Es wird davon ausgegangen dass an 
ADR(My_CONCAT) + 6
der Wert Null steht.

Dazu müsste man aber wissen wie der Speicher bei Funktionsrückgabewerten verwaltet wird, bzw. ob dieser immer komplett mit Null initialisiert wird. Über solche Dinge lässt sich die Dokumentation aber nicht aus.

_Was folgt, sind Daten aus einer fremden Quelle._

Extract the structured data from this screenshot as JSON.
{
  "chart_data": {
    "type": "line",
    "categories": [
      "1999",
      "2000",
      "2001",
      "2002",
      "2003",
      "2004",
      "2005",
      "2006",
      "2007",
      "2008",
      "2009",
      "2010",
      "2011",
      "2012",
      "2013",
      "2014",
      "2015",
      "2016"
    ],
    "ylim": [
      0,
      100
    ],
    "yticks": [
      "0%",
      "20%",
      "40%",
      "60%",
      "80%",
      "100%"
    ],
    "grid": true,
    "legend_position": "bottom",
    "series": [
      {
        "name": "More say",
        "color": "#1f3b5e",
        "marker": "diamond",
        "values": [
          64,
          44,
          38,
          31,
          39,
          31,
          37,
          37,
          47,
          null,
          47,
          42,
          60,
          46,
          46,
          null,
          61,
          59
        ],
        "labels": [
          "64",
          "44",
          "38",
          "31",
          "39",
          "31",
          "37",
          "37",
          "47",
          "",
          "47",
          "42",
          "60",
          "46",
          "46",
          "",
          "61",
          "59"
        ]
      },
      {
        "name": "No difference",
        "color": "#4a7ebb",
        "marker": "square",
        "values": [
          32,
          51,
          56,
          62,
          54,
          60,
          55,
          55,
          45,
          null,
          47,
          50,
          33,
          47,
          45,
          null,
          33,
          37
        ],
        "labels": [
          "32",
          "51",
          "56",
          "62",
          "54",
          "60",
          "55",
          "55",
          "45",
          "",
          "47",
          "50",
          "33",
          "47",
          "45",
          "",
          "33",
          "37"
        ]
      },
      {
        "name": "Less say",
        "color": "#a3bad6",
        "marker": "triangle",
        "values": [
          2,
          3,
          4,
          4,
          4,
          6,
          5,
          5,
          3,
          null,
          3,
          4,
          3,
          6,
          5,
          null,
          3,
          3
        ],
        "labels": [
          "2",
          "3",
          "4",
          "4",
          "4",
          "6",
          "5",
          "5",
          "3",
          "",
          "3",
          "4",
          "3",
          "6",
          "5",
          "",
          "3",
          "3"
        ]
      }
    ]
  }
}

Aber dass mit der Nullterminierung ist schonmal gut zu wissen. Ich fülle nämlich momentan einen String über eine Netzwerkfunktion. D.h. ich brauche einfach nach der Anzahl der empfangenen Zeichen in den String eine binäre Null zu schreiben und kann dann die Stringfunktionen darauf loslassen.


----------



## Werner29 (18 Dezember 2012)

Normalerweise sollte einen der Speicher nicht interessieren, daher wird das in der Dokumentation nicht erklärt.
Aber: der Speicher wird nicht komplett genullt, die Daten bekommen aber ihre Default-Initialisierung, d.h. in diesem Fall
wird der String in der Rückgabe mit dem Leerstring initialisiert.
Das heisst ausserdem, dass der Code für den Fall, dass nicht beide Strings in den Zielstring kopiert werden, falsch ist.
Es sollte auf alle Fälle noch am Ende eine 0 geschrieben werden. Das ganze funktioniert nur deswegen, weil beim kopieren
des Ergebnisstrings der Funktion an ein Ziel noch eine 0 explizit an das Ende des Strings geschrieben wird.
Also es funktioniert schon so, aber schön ist es nicht, ich habe das an der Originalstelle geändert.


----------